Mia’s concern for Lorrie Ann may be misplaced. Is Mia a caring lifelong friend, or is she overbearing — prying into things that are none of her business? When your best friend seems to be purposely jumping off a bridge, does it make you “judgmental” if you express dismay and try to talk her down off the railing? Thorpe asks what happens to the people we used to know when we stop knowing them — and what happens to us.
— Jennifer Levin
Sometimes the most gripping tales aren’t steeped in espionage or set in faraway lands. Familiar characters don’t necessarily need to be household names plucked from history books. The beauty of Owen’s Daughter, the 12th and latest novel by Santa Fe’s own Jo-Ann Mapson, is the realistic pathos of the human condition experienced by characters who could live right next door. If you’re human, you can’t help but relate to it.
What could be more suspenseful than parent-child relationships, lifechanging health conditions, fragile or broken love connections, and the steep climb out of the abyss of addiction? These travails, set against a Santa Fe backdrop so vivid that the city becomes a mood instead of a star on a map, besiege characters so rich and well developed that the reader can visualize each one. The cadence of each voice and the posture each person would strike walking into or out of a room take shape quickly, thanks to Mapson’s thrifty tone.
Mapson introduces us to Skye Elliot as she’s about to exit rehab, bitter and still craving booze and pills but determined to reclaim her 4-year-old daughter, Grace. Finding Grace proves arduous, as her rodeo-cowboy daddy, Skye’s estranged husband, has seemingly vanished with her. Enter another cowboy daddy — Skye’s father, Owen Garrett. After years of absence from Skye’s life, he shows up on horseback to whisk his daughter away from rehab. Throughout their years of distance, father and daughter have traveled parallel tracks. Both have struggled with alcoholism that has at times landed them in trouble with the law. Both have changed their names, hoping to reinvent themselves and leave behind who they once were. And both harbor an enduring love of horses. Together they bunk down at a vacant Canyon Road home that belongs to Skye’s mother and Owen’s ex-wife, self-absorbed Sheila. She seldom occupies the house, jet-setting instead with her plastic-surgeon husband.
Tumult follows Margaret Yearwood, a 50-year-old divorcée still haunted by her love for none other than Owen, who disappeared from her life a decade before with little warning. Margaret endures the death of the aging aunt she has cared for, catastrophic news about her own health, and the unexpected return of her petulant deaf son, Peter, a 20-something whose marriage is in shambles.
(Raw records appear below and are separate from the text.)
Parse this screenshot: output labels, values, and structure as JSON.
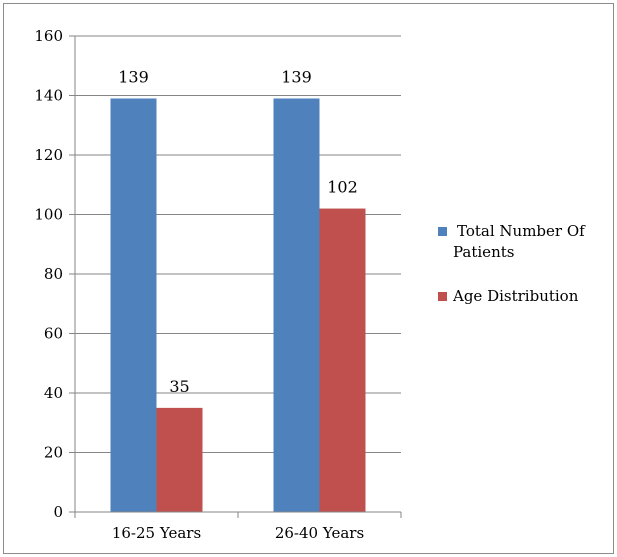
{
  "chart_data": {
    "type": "bar",
    "categories": [
      "16-25 Years",
      "26-40 Years"
    ],
    "series": [
      {
        "name": "Total Number Of Patients",
        "values": [
          139,
          139
        ],
        "color": "#4f81bd"
      },
      {
        "name": "Age Distribution",
        "values": [
          35,
          102
        ],
        "color": "#c0504d"
      }
    ],
    "ylim": [
      0,
      160
    ],
    "yticks": [
      0,
      20,
      40,
      60,
      80,
      100,
      120,
      140,
      160
    ],
    "grid": true,
    "legend_position": "right",
    "legend_lines": [
      [
        "Total Number Of",
        "Patients"
      ],
      [
        "Age Distribution"
      ]
    ],
    "data_labels": true,
    "axis_color": "#868686",
    "grid_color": "#868686"
  }
}
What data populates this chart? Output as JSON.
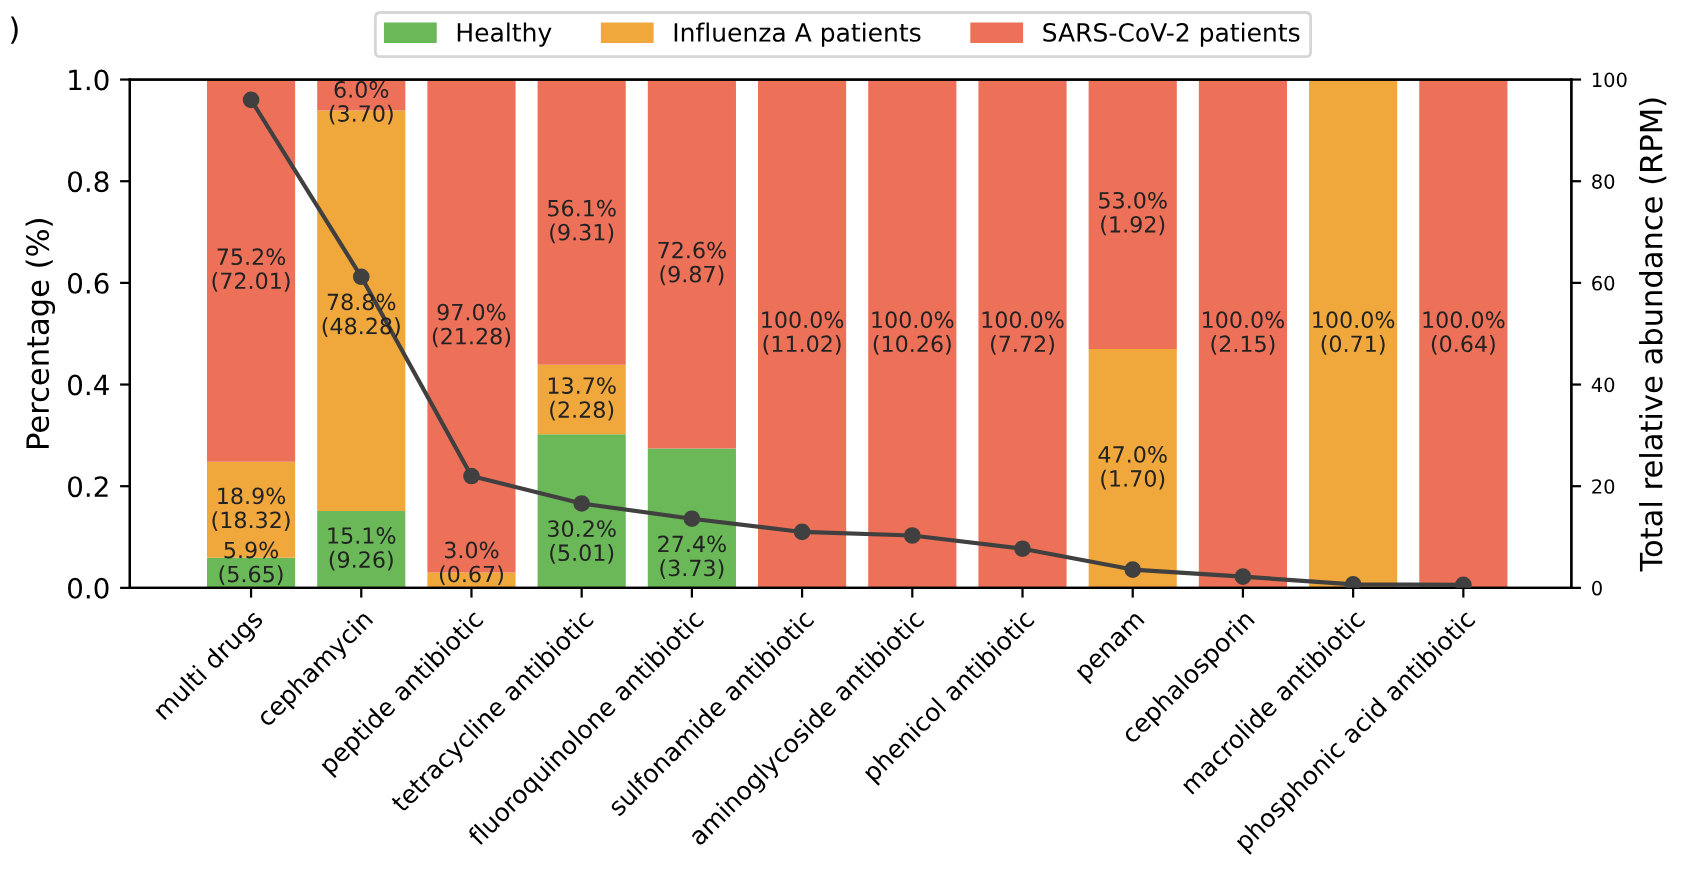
{
  "chart_data": {
    "type": "bar",
    "stacked": true,
    "ylabel": "Percentage (%)",
    "y2label": "Total relative abundance (RPM)",
    "annotations": [
      ")"
    ],
    "categories": [
      "multi drugs",
      "cephamycin",
      "peptide antibiotic",
      "tetracycline antibiotic",
      "fluoroquinolone antibiotic",
      "sulfonamide antibiotic",
      "aminoglycoside antibiotic",
      "phenicol antibiotic",
      "penam",
      "cephalosporin",
      "macrolide antibiotic",
      "phosphonic acid antibiotic"
    ],
    "ylim": [
      0,
      1
    ],
    "yticks": [
      {
        "value": 0,
        "label": "0.0"
      },
      {
        "value": 0.2,
        "label": "0.2"
      },
      {
        "value": 0.4,
        "label": "0.4"
      },
      {
        "value": 0.6,
        "label": "0.6"
      },
      {
        "value": 0.8,
        "label": "0.8"
      },
      {
        "value": 1,
        "label": "1.0"
      }
    ],
    "y2lim": [
      0,
      100
    ],
    "y2ticks": [
      0,
      20,
      40,
      60,
      80,
      100
    ],
    "legend": "top",
    "grid": false,
    "series": [
      {
        "name": "Healthy",
        "color": "#6ab858",
        "values": [
          0.059,
          0.151,
          0,
          0.302,
          0.274,
          0,
          0,
          0,
          0,
          0,
          0,
          0
        ],
        "value_labels": [
          "5.9%\n(5.65)",
          "15.1%\n(9.26)",
          null,
          "30.2%\n(5.01)",
          "27.4%\n(3.73)",
          null,
          null,
          null,
          null,
          null,
          null,
          null
        ]
      },
      {
        "name": "Influenza A patients",
        "color": "#f0a83c",
        "values": [
          0.189,
          0.788,
          0.03,
          0.137,
          0,
          0,
          0,
          0,
          0.47,
          0,
          1,
          0
        ],
        "value_labels": [
          "18.9%\n(18.32)",
          "78.8%\n(48.28)",
          "3.0%\n(0.67)",
          "13.7%\n(2.28)",
          null,
          null,
          null,
          null,
          "47.0%\n(1.70)",
          null,
          "100.0%\n(0.71)",
          null
        ]
      },
      {
        "name": "SARS-CoV-2 patients",
        "color": "#ec7158",
        "values": [
          0.752,
          0.06,
          0.97,
          0.561,
          0.726,
          1,
          1,
          1,
          0.53,
          1,
          0,
          1
        ],
        "value_labels": [
          "75.2%\n(72.01)",
          "6.0%\n(3.70)",
          "97.0%\n(21.28)",
          "56.1%\n(9.31)",
          "72.6%\n(9.87)",
          "100.0%\n(11.02)",
          "100.0%\n(10.26)",
          "100.0%\n(7.72)",
          "53.0%\n(1.92)",
          "100.0%\n(2.15)",
          null,
          "100.0%\n(0.64)"
        ]
      },
      {
        "type": "line",
        "axis": "y2",
        "color": "#404040",
        "marker": "circle",
        "line_style": "solid",
        "values": [
          96.0,
          61.2,
          22.0,
          16.6,
          13.6,
          11.0,
          10.3,
          7.7,
          3.6,
          2.2,
          0.7,
          0.6
        ]
      }
    ]
  }
}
Skye’s quest to find Grace, and Owen’s push to find a job working with horses so he can help bankroll the search, leads to Margaret’s neighbors Glory and Joe Vigil. That connection and a chance encounter with Peter bring Owen and Margaret (whose torrid affair was the subject of Mapson’s novel Blue Rodeo) back to each other. They reunite romantically, to the chagrin of Peter and the delight of Skye. After explaining his disappearance a decade earlier — a prison stretch for his role in a violent fight — Owen quickly reawakens the passion that he and Margaret never let die.
An apparition that could reside almost anywhere in this 400-year-old town observes the whole story as it unfolds, but her presence in the book is sparse enough to keep the plot largely believable. The author treats us to a few unpredictable plot twists in the homestretch, but the true appeal of
Owen’s Daughter lies in the shared experience — or potential for it — that resides within us all.
For readers familiar with Santa Fe, it holds a bonus. They’ll recognize local haunts and their distinctive flavors — even a few people, from concho-belted socialites to plain-spoken vaqueros and families with centuries of roots here. Together, these elements give readers who know our city the sense that Mapson is whispering a secret in their ears.